**MULTILAYER REPRESENTATION AND MULTISCALE ANALYSIS ON DATA NETWORKS**

Luz Angela Aristizábal Q.^{1} and Nicolás Toro G^{2}

^{1}Department of Computation, Faculty of Management, Universidad Nacional de Colombia.

^{2}Department of Electrical and Electronic Engineering, Universidad Nacional de Colombia.

**Abstract**

The constant increase in the complexity of data networks motivates the search for strategies that make it possible to reduce current monitoring times. This paper shows the way in which multilayer network representation and the application of multiscale analysis techniques, as applied to software-defined networks, allows for the visualization of anomalies from “coarse views of the network topology”. This implies the analysis of fewer data, and consequently the reduction of the time that a process takes to monitor the network. The fact that software-defined networks allow for the obtention of a global view of network behavior facilitates detail recovery from affected zones detected in monitoring processes. The method is evaluated by calculating the reduction factor of nodes, checked during anomaly detection, with respect to the total number of nodes in the network.

**Keywords**

Multiscale analysis, Multilayer representation, Graph signal processing, Software defined networks, Monitoring.

**1. INTRODUCTION**

Complexity generated by the high number of devices connected to a data network [1] has been approached using strategies which tend to improve routing processes, so as to improve performance with bio-inspired techniques, based on artificial intelligence [2] and reduce monitoring times via their implementation in distributed forms [3]. This increase in the number of devices motivates not only the search for techniques that allow for reductions in node numbers analyzed by network monitors, but also the use of methods that allow for visualization of traffic information, in correlation with network topology [4]. The goal of the present document is to show the way in which the application of the multiscale transformation technique, in one network, facilitates the visual detection of anomalies and the reduction of monitoring time. The proposed strategy makes use of two current technologies: Graph Signal Processing (GSP) [15]. and Software Defined Networks (SDN). Graph Signal Processing (GSP) is a new area of study in digital signal processing that provides conceptual and practical tools with which to model complex networks and graphically show their evolution The advantage of applying GSP to data network analysis is the possibility of relating network topology with its behavior over time [5]

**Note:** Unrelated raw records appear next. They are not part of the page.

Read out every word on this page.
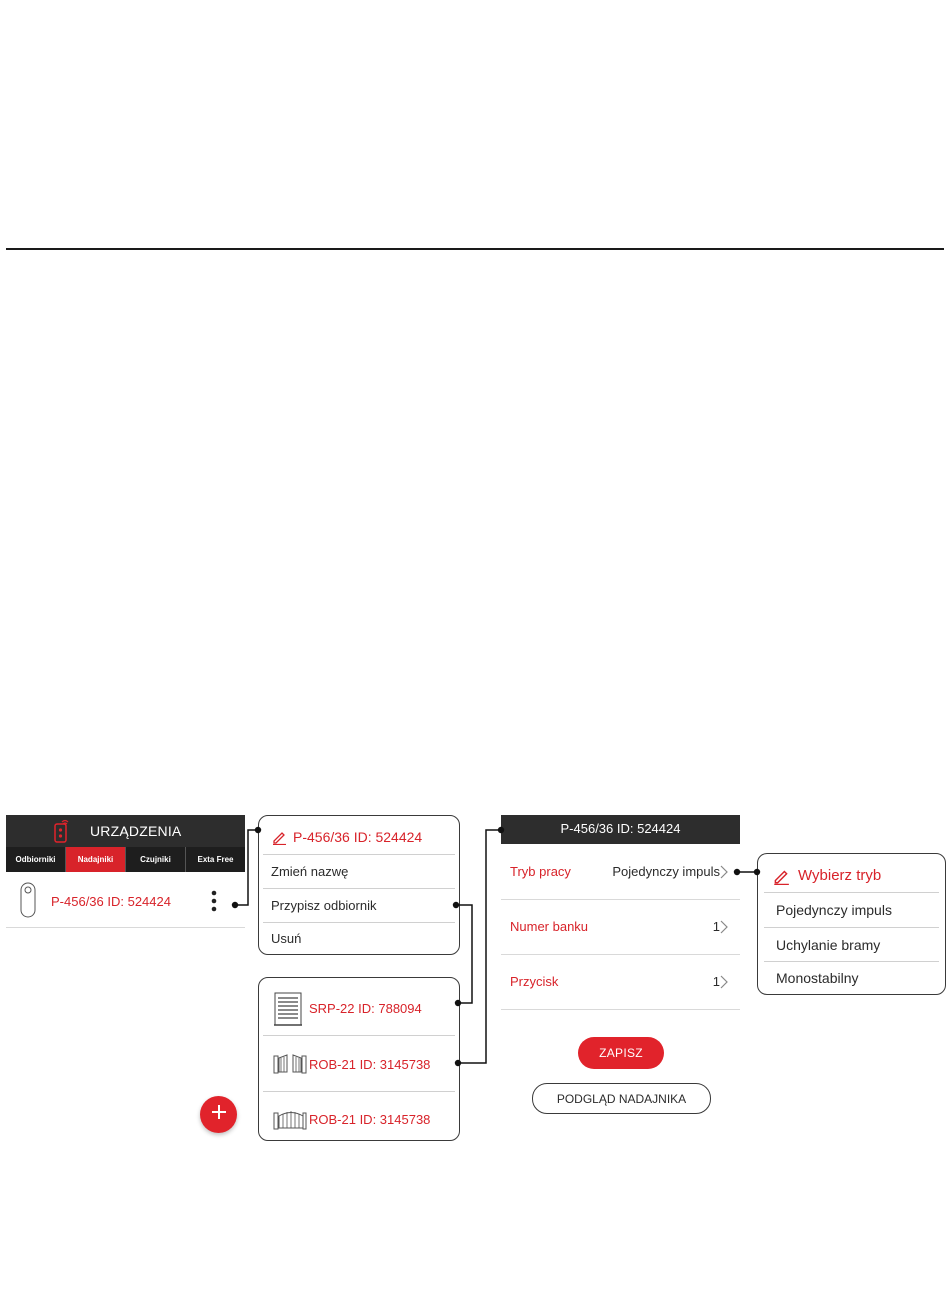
URZĄDZENIA
Odbiorniki	Nadajniki	Czujniki	Exta Free
P-456/36 ID: 524424
P-456/36 ID: 524424
Zmień nazwę
Przypisz odbiornik
Usuń
SRP-22 ID: 788094
ROB-21 ID: 3145738
ROB-21 ID: 3145738
P-456/36 ID: 524424
Tryb pracy	Pojedynczy impuls
Numer banku	1
Przycisk	1
ZAPISZ
PODGLĄD NADAJNIKA
Wybierz tryb
Pojedynczy impuls
Uchylanie bramy
Monostabilny
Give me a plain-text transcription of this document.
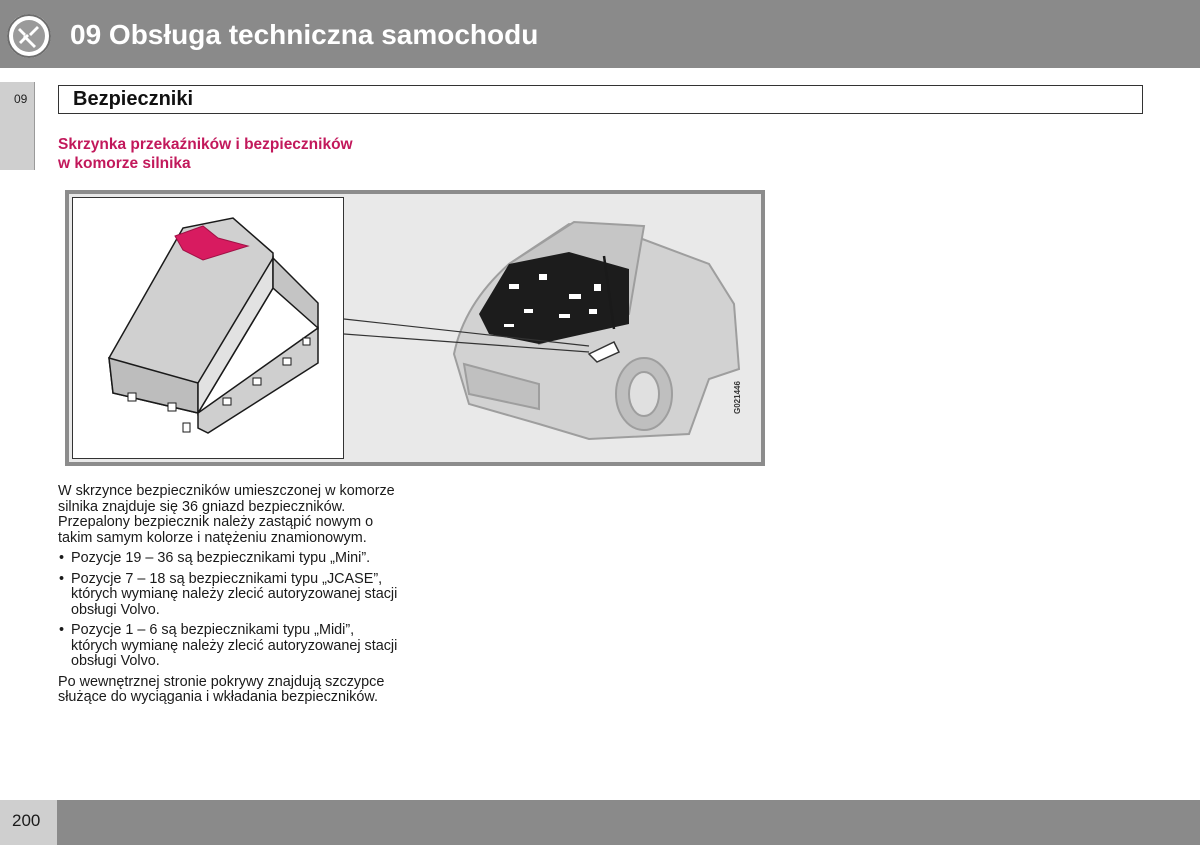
09 Obsługa techniczna samochodu
09 Bezpieczniki
Skrzynka przekaźników i bezpieczników
w komorze silnika
G021446

W skrzynce bezpieczników umieszczonej w komorze silnika znajduje się 36 gniazd bezpieczników. Przepalony bezpiecznik należy zastąpić nowym o takim samym kolorze i natężeniu znamionowym.

• Pozycje 19 – 36 są bezpiecznikami typu „Mini”.
• Pozycje 7 – 18 są bezpiecznikami typu „JCASE”, których wymianę należy zlecić autoryzowanej stacji obsługi Volvo.
• Pozycje 1 – 6 są bezpiecznikami typu „Midi”, których wymianę należy zlecić autoryzowanej stacji obsługi Volvo.

Po wewnętrznej stronie pokrywy znajdują szczypce służące do wyciągania i wkładania bezpieczników.

200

Multiscale transformation methods can reveal singularities or irregular network behavior to different resolution levels. It is possible to reduce the dimensionality of analyzed data, via “coarse views of the network”, which implies the analysis of lower node numbers, and consequently, a reduction of the time that network monitoring processes require [6]. This work uses previous results of the multiscale transformation applied in the reduction of monitoring registers where even though the number of data is decreased, the details of abrupt changes are preserved [7]

With the emergence of SDN in 2008, a new prospect for the implementation of network monitors was visualized [14]. In this operation model, the switches are connected to a centralized controller, each switch, at regular intervals, provides statistic information to its controller. This information is associated with the data flows circulating through its ports, which allows the subsequent generation of traffic signals that feed the network graph representation model [8][9][10].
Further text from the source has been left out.